I ran into a colleague a couple of months ago, a senior vice president of operations, someone I had recruited years ago. He was networking for a job. He was approaching month 14 of his transition, which is to say he was into month four of drawing from his retirement savings to pay the bills.
That I was shocked would be an understatement. Ten years ago when I recruited him for a regional health system, he was head and shoulders above the other candidates who were competing for the position. In discussing his transition he assured me that his performance was stellar but following a merger with another small regional health system, he lost his job. His boss decided to take an attractive payout and the new CEO wanted his COO in the role.

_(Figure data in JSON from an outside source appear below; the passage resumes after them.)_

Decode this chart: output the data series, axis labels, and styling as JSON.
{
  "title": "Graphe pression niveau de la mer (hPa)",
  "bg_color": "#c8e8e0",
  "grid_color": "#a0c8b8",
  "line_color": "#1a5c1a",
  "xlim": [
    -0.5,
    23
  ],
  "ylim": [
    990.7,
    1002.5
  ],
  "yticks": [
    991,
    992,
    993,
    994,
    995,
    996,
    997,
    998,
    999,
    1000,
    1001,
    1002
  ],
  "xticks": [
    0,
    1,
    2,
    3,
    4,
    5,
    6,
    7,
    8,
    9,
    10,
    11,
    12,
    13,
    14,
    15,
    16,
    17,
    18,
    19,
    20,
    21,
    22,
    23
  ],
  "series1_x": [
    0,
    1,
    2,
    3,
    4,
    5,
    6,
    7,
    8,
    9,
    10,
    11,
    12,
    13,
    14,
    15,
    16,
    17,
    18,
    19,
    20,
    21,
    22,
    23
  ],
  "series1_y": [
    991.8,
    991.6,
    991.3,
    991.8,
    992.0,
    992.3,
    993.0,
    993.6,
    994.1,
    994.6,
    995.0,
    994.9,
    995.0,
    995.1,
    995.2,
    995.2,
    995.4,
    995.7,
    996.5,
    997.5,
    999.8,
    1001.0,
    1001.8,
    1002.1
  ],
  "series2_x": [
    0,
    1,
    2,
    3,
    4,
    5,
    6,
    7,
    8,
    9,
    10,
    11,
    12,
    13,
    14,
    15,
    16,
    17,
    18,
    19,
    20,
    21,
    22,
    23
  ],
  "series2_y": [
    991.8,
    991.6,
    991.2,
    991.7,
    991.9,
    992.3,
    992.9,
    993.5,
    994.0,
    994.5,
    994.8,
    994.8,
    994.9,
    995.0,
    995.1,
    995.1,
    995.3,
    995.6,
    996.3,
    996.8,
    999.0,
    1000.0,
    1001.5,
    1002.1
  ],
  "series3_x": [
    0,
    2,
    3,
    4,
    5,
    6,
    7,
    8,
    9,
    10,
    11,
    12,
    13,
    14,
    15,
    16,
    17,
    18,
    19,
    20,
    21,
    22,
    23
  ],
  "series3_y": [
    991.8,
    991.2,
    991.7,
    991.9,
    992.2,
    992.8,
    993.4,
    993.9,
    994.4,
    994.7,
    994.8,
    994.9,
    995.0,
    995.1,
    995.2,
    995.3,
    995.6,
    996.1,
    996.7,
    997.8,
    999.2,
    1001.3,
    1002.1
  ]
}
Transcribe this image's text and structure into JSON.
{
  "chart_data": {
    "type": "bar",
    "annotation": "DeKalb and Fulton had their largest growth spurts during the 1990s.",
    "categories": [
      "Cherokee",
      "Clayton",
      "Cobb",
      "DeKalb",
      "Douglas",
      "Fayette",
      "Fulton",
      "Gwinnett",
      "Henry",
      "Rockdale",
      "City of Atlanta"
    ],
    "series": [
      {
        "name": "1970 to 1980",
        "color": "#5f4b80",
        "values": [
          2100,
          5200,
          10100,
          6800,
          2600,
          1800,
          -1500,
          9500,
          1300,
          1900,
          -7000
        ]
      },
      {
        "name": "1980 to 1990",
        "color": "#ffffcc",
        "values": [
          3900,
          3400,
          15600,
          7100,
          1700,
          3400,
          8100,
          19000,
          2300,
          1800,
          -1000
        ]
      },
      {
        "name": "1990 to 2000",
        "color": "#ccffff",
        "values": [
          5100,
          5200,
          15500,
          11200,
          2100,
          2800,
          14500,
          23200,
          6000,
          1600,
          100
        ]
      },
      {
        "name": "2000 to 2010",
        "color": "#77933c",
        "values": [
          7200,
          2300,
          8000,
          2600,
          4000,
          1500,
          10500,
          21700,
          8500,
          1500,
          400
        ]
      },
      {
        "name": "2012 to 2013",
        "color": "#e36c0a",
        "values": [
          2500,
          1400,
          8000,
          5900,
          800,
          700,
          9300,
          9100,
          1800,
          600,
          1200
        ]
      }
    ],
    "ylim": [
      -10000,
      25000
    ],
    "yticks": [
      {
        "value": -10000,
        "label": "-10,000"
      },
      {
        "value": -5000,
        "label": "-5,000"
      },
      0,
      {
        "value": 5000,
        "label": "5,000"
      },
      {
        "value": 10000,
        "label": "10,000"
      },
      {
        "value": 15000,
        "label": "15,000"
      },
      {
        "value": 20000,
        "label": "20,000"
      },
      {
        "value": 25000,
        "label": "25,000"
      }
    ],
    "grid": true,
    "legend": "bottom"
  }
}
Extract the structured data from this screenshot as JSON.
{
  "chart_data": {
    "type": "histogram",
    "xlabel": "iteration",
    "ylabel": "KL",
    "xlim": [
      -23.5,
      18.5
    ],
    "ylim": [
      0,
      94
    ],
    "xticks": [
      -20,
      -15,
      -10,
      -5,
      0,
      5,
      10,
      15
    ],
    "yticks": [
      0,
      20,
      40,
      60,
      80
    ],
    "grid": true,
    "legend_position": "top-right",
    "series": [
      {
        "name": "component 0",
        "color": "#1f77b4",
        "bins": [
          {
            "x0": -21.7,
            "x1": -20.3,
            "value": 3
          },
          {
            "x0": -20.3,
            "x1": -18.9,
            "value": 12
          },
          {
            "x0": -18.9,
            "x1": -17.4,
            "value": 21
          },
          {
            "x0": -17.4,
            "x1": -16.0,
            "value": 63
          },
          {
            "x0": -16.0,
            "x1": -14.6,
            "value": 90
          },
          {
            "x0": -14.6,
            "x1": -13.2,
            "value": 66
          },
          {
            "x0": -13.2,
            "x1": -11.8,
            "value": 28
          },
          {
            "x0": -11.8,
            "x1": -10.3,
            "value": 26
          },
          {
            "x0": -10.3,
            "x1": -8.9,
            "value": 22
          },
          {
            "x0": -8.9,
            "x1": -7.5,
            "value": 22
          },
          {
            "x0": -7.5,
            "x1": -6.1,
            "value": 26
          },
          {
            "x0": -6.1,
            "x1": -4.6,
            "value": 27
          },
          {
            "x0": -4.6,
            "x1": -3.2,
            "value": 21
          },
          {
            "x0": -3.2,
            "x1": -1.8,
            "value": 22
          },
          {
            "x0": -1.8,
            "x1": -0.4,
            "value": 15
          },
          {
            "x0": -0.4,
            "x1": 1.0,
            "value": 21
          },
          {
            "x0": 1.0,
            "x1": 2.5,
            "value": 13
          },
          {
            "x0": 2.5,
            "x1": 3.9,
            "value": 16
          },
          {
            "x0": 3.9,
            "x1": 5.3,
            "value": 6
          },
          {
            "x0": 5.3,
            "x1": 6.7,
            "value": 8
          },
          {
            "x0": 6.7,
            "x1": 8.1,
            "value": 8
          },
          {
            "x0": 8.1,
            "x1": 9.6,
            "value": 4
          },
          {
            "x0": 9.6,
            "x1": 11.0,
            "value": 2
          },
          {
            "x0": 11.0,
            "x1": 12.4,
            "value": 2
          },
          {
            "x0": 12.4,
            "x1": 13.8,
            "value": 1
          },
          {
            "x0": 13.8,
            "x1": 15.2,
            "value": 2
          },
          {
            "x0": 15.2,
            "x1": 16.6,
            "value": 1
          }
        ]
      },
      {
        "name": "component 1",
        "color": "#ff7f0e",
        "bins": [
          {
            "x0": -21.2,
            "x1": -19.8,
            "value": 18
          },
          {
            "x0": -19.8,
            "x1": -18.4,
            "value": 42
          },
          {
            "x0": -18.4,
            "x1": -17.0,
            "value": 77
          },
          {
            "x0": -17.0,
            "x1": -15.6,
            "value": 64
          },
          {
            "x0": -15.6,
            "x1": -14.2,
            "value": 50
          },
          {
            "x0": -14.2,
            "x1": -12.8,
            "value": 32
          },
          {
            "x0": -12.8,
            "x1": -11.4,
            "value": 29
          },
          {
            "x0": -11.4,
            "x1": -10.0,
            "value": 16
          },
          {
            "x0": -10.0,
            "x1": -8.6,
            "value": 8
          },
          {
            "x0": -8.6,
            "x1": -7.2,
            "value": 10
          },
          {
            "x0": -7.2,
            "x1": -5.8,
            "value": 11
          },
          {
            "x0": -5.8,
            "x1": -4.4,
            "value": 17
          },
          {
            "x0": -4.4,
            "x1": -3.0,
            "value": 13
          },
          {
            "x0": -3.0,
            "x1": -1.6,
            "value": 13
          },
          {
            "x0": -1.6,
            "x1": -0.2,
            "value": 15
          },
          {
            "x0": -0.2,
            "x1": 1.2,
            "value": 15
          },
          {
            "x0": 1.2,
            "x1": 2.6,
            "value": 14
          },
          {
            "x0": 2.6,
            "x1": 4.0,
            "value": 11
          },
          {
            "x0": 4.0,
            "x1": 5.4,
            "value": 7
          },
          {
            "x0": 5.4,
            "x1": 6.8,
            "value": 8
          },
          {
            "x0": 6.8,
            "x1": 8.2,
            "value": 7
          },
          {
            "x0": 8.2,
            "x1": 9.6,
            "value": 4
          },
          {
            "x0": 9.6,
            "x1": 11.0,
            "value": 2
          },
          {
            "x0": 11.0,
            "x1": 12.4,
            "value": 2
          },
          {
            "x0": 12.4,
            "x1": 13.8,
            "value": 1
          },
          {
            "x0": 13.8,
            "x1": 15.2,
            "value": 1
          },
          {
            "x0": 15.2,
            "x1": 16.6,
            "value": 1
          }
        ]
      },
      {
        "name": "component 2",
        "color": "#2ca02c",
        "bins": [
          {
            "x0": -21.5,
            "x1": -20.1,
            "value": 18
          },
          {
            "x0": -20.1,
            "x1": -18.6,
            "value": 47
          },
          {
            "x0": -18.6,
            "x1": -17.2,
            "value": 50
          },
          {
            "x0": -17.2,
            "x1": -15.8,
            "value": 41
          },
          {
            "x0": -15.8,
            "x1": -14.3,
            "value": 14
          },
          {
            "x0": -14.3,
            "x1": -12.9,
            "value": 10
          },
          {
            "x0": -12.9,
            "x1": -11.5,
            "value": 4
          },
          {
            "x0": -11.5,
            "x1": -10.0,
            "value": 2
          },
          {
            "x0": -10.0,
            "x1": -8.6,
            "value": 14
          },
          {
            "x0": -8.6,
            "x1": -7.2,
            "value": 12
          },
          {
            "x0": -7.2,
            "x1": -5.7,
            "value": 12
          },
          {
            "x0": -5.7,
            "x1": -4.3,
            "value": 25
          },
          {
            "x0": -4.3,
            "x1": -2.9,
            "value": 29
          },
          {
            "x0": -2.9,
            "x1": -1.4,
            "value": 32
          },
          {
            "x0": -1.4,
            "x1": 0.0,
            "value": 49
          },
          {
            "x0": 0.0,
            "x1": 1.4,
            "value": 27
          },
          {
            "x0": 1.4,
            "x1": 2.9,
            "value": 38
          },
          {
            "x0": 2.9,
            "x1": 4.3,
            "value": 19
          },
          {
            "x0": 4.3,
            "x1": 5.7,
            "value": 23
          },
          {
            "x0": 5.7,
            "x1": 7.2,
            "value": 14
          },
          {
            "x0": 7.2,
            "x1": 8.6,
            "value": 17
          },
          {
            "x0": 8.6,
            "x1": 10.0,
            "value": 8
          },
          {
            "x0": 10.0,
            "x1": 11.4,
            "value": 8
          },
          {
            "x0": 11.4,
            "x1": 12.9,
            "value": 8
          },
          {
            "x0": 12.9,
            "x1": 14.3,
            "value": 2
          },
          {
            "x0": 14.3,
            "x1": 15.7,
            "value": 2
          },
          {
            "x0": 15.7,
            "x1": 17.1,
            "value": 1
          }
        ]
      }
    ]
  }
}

His transition story sounded familiar: In addition to a year’s salary, he was provided outplacement support. He explained that other than having a resume writer construct a new “modern” resume, getting some help on formulating his exit statement and weekly calls with an “Outplacement Navigator” regarding networking with some job leads, that was the extent of his career transition support. That agreement expired six months earlier and he had only sporadic contact with his navigator who had moved on to help other out of work executives.
How much emphasis did they place on interview coaching? “Very little,” he responded, “but I think I’m OK there. I do fairly well making public presentations.”
Except that wasn’t exactly his strong suit. Being a good speaker and excelling in a job interview are two very different skill sets. In a mock interview I conducted with him, using a specific job opportunity scenario that included challenges and a list of performance expectations, my old friend fell short, way short. He was fine telling me about what he had done — where he worked and what he had accomplished, which was fine for an interview 10 year ago, but not for today. He was not able to convey his value to my mythical client, to connect his experience and successes with conversation regarding how he would go about addressing the client’s needs. His statement that the employer should be able to figure it all out reflected that he was out of touch with the today’s radically new job search environment.
After some intensive coaching and a follow-up mock interview session he called to report that he was a finalist for two positions, CEO and COO roles. He is now a CEO of a 275-bed hospital, a career-long ambition.
As you start this journey remember this: today’s job market is vastly different than the one we had even five years ago.
If you find yourself in the job market, or you are planning the next step up in your career, engage a transition coach who has personal experience in hiring executives, someone with the skills and knowledge to help you develop your value brand statement (aka, the value proposition) and who will invest the time it takes to help you become an effective storyteller, an executive who can master the art of the job interview.